Taylor’s attorneys emphasized her death has prompted police reform in cities far outside Louisville.
Even close by, Lexington police have made changes, including adding an extra level of supervision to its warrant policy.
Protesters in Lexington have been asking for more reform for months, while also demanding justice for Taylor.
“No amount of money can replace Breonna Taylor,” says Sarah Williams, Lexington Police Accountability activist and protest organizer.
She says the settlement is a step in the right direction, but more action is needed.
“It’s like joy, but it’s also still sadness knowing we still don’t have justice within the criminal justice system.”
Williams says she, like many others, is waiting on the ruling on whether the officers involved in Taylor’s death will be criminally charged.
However, Williams says some of the police reform the settlement creates is promising. For example, one measure incentivizes officers to live in the city.

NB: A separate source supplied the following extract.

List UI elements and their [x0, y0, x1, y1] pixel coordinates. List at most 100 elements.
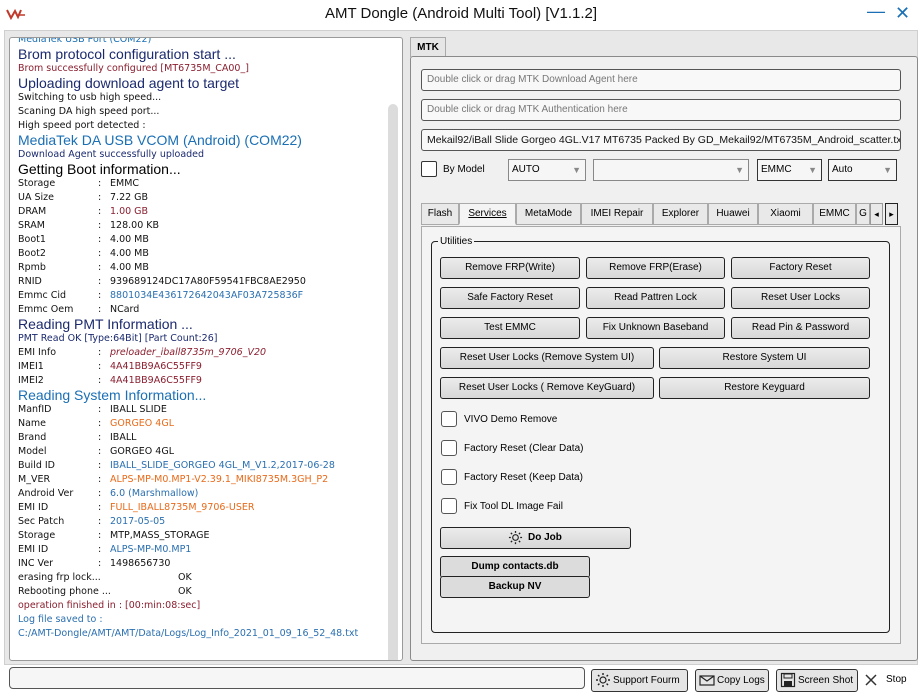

“When you come into a city that’s a different demographic from what you’re use to encountering, then from jump, the way in which you respond could be problematic,” says Williams.
She also likes that a new program will be created to use social workers on some police runs.
“We need somebody who can respond to a mental health crisis,” says Williams. “We need somebody who can respond with love and kindness and no judgment and definitely no violence.”
Williams says she’s also glad to hear Louisville will continue investigating an officer even if they leave before the investigation is finished.
She says it reminds her of former Lexington Police Chaplain Donovan Stewart, who announced his retirement in July.
He retired with a full pension before the resolution of a federal lawsuit, accusing him of excessive use of force on an autistic teen at Fayette Mall in 2019.
Lexington Police cited that ongoing lawsuit as a reason why it couldn’t begin an internal investigation.
“So that leaves that situation open-ended because there are still many, many, many community members who feel like Donovan Stewart should be held accountable for his actions,” says Williams.
She says she hopes some of these measures will be passed in Lexington soon, but for now, she hopes it sends a message.
“I think that sets a precedent going forward,” says Williams. “We demand some changes to the system that’s inflicting harm on our community.”